Prolouge: Pemberitahuan
Hari-hari di Istana Negara seperti biasa damai. Gedungnya sudah dibersihkan sampai kinclong dan perbaikan yang harus dilakukan sudah dilakukan. Benda-benda seni yang ada didalam telah dibersihkan (walau hanya sekedar dilap) dan ditaruh dengan sudut yang tepat. Sampah-dapah yang menggangu sudah dibuang dan tanaman sudah disiram. Di halaman, rusa-rusa dengan santai merumput atau sekedar jalan-jalan. Angin bertiup sepoi-sepoi membuat siang hari itu tidak terlalu panas. Hari ini juga tidak ada turis yang datang karena Presiden dan keluarganya sedang ada di Istana Negara. Hari itu akan benar-benar damai kalau tidak ada…
"AAAAAPAAAAAAAAAA?"
…teriakan itu…
Raden Seruni Ayu Nirmala atau lebih sering dipanggil Nesia, Nation-tan Indonesia dan yang paling cantik di Asia Tenggara, langsung menarik napas dalam-dalam setelah berteriak sampai max. Bosnya, Presiden SBY hanya bisa tersenyum simpul sambil menepuk-nepuk dadanya untuk menenangkan jantungnya yang kaget oleh teriakan Nesia. Dia sudah mengenal wanita didepannya ini selama 7 tahun tapi tetap saja belum terbiasa dengan teriakan Nation-tan satu ini apalagi saat sisi yanderenya keluar [1]. Jujur, dia juga kaget saat Menteri Pendidikan memberitahukan ide ini kepadanya dan langsung menentang ide itu karena Nesia sudah sibuk ikut membantu menyelesaikan perkara-perkara korupsi, hukum, utang, dan menjaga hubungan dengan Nation lain. Rasanya kasihan kalau memberikan misi ini padanya yang sudah jauh lebih sibuk dari Presiden sendiri dari waktu pemerintahan almarhum Presiden Soekarno.

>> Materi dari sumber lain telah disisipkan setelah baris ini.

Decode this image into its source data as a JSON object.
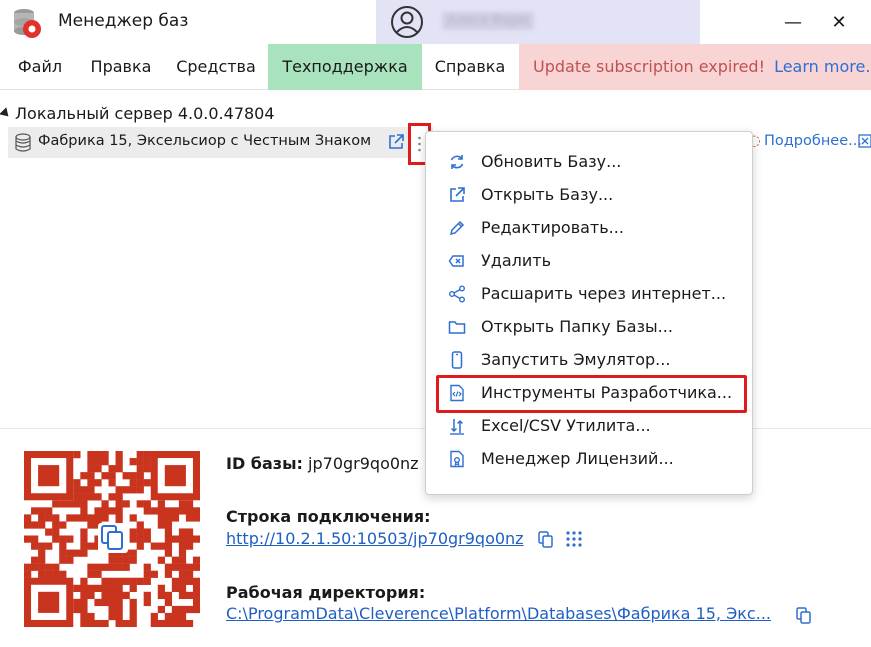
{
  "window": {
    "title": "Менеджер баз",
    "user_name": "Алеся Фарм",
    "minimize": "—",
    "maximize": "☐",
    "close": "✕"
  },
  "menu": {
    "items": [
      "Файл",
      "Правка",
      "Средства",
      "Техподдержка",
      "Справка"
    ],
    "notice_text": "Update subscription expired!",
    "notice_link": "Learn more..."
  },
  "tree": {
    "server": "Локальный сервер 4.0.0.47804",
    "database": "Фабрика 15, Эксельсиор с Честным Знаком",
    "more_link": "Подробнее..."
  },
  "context_menu": {
    "items": [
      {
        "label": "Обновить Базу...",
        "icon": "refresh-icon"
      },
      {
        "label": "Открыть Базу...",
        "icon": "open-external-icon"
      },
      {
        "label": "Редактировать...",
        "icon": "pencil-icon"
      },
      {
        "label": "Удалить",
        "icon": "delete-icon"
      },
      {
        "label": "Расшарить через интернет...",
        "icon": "share-icon"
      },
      {
        "label": "Открыть Папку Базы...",
        "icon": "folder-icon"
      },
      {
        "label": "Запустить Эмулятор...",
        "icon": "phone-icon"
      },
      {
        "label": "Инструменты Разработчика...",
        "icon": "code-icon"
      },
      {
        "label": "Excel/CSV Утилита...",
        "icon": "excel-util-icon"
      },
      {
        "label": "Менеджер Лицензий...",
        "icon": "license-icon"
      }
    ]
  },
  "details": {
    "id_label": "ID базы:",
    "id_value": "jp70gr9qo0nz",
    "conn_label": "Строка подключения:",
    "conn_value": "http://10.2.1.50:10503/jp70gr9qo0nz",
    "dir_label": "Рабочая директория:",
    "dir_value": "C:\\ProgramData\\Cleverence\\Platform\\Databases\\Фабрика 15, Экс..."
  },
  "colors": {
    "accent_blue": "#2f6fd3",
    "highlight_red": "#e01a1a",
    "support_green": "#a8e3bd",
    "notice_bg": "#f8d4d4",
    "notice_text": "#c45151",
    "qr_red": "#c9341f"
  }
}
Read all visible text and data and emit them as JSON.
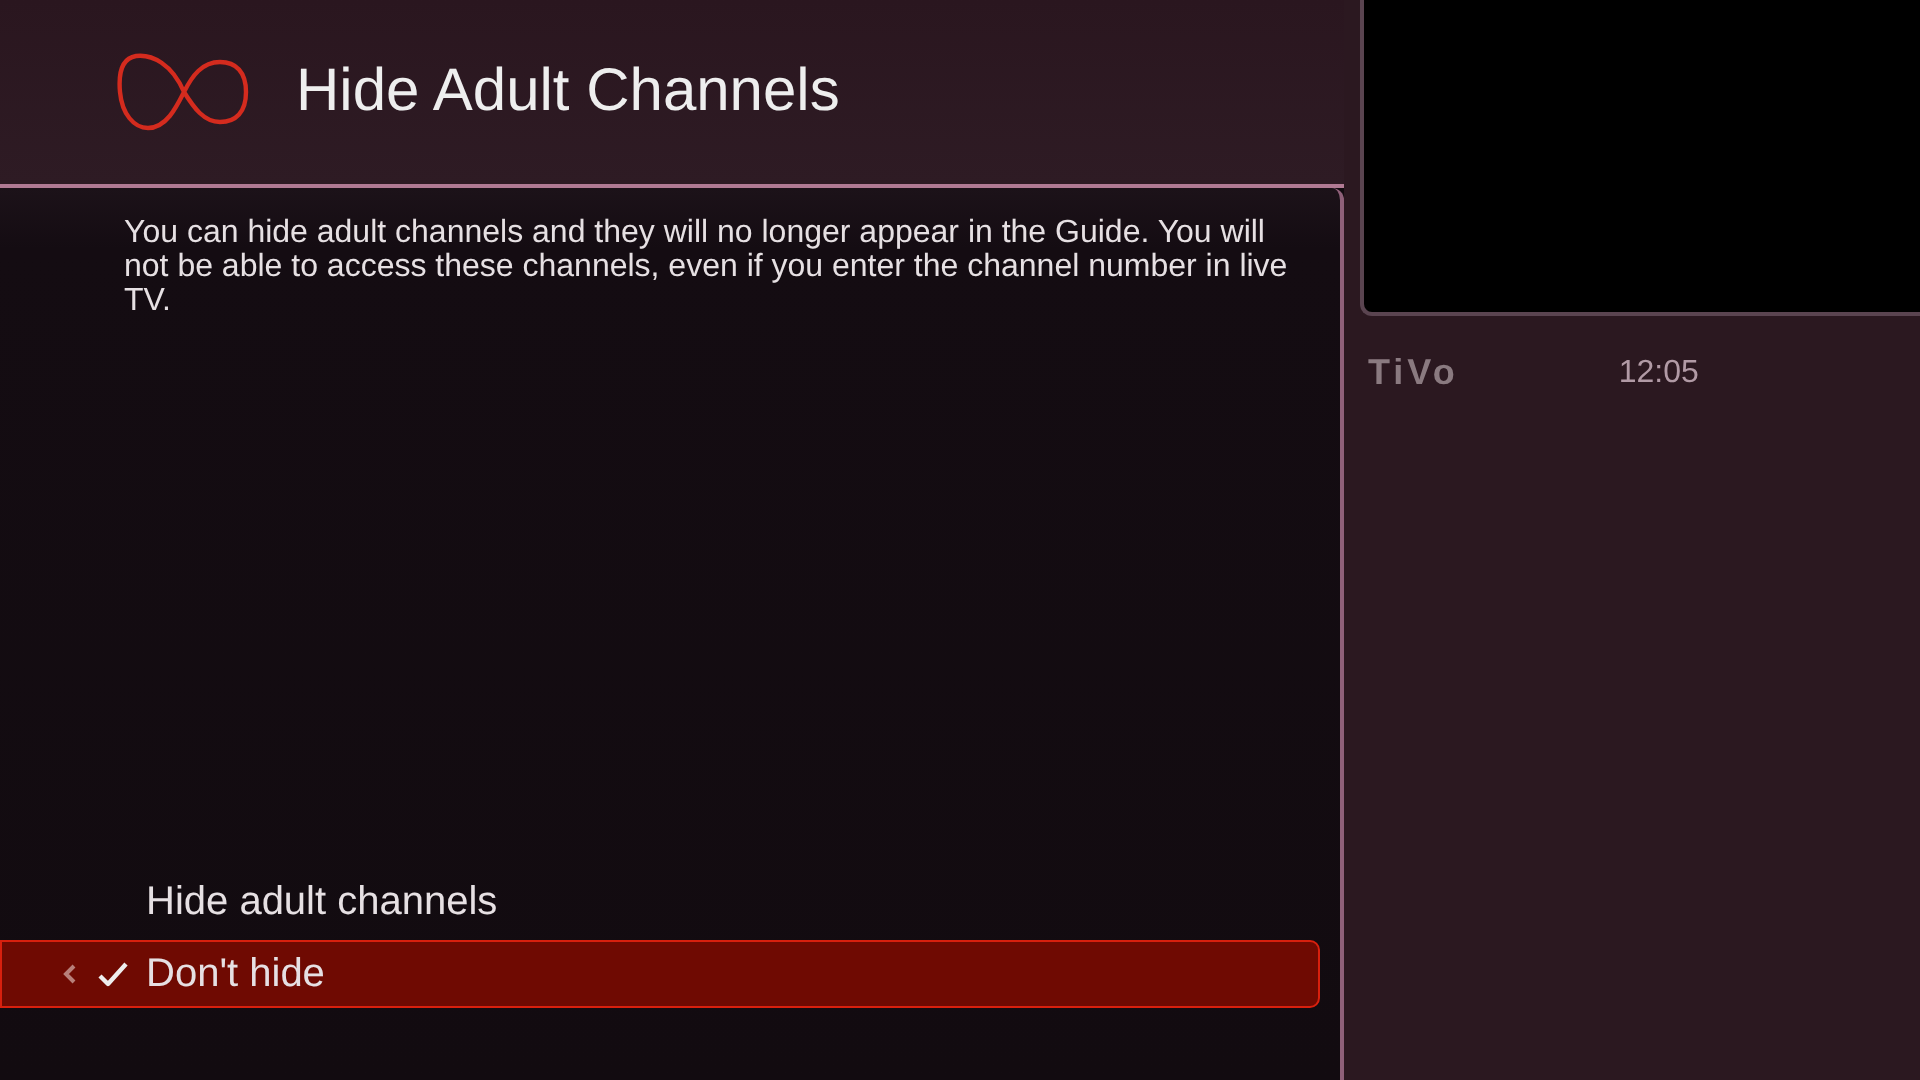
{
  "header": {
    "title": "Hide Adult Channels"
  },
  "description": "You can hide adult channels and they will no longer appear in the Guide. You will not be able to access these channels, even if you enter the channel number in live TV.",
  "options": [
    {
      "label": "Hide adult channels",
      "selected": false,
      "checked": false
    },
    {
      "label": "Don't hide",
      "selected": true,
      "checked": true
    }
  ],
  "side_panel": {
    "logo": "TiVo",
    "time": "12:05"
  }
}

"…Bos…" Nesia berbisik. "Bos serius mau kasih saya misi begini? Saya, dengan segala hormat, menolak misi ini. Saya tidak perlu memberitahu Bos lagikan soal bagaimana sibuknya saya? Kenapa tidak Jakarta saja yang ambil misi ini? Dia kan tidak sesibuk saya? Walau pun dia itu kurus, diakan ikut latihan TNI sekali seminggu [2] dan dia sudah ikut perang sejak kecil! Dibandingkan dengan anak ABG sih… Kecil buat dia! Atau adik-adik saya yang lainnya seperti Bandung dan Surabaya? Kenapa harus saya? Karena badan saya kecil? Karena wajah saya memang pas untuk jadi ABG? Karena Bos ingin menghukum saya karena paperwork gak kelar-kelar? Bos tahukan saya ini sakit [3]?" Nesia langsung nyerocos dengan wajah panik.
"Nesia…," dengan nada lembut seperti berbicara dengan anak kecil, SBY melanjutkan, "Misi ini untuk mendapat masukan langsung tentang keadaan pendidikan di negara ini. Kalau kita kirim orang sebagai penilai akreditasi, itu takkan cukup. Harus ada yang langsung membaur kedalam sekolah tanpa dicurigai… Jakarta memang bisa saja diberi misi ini tapi keadaan sekolah yang dipilih..."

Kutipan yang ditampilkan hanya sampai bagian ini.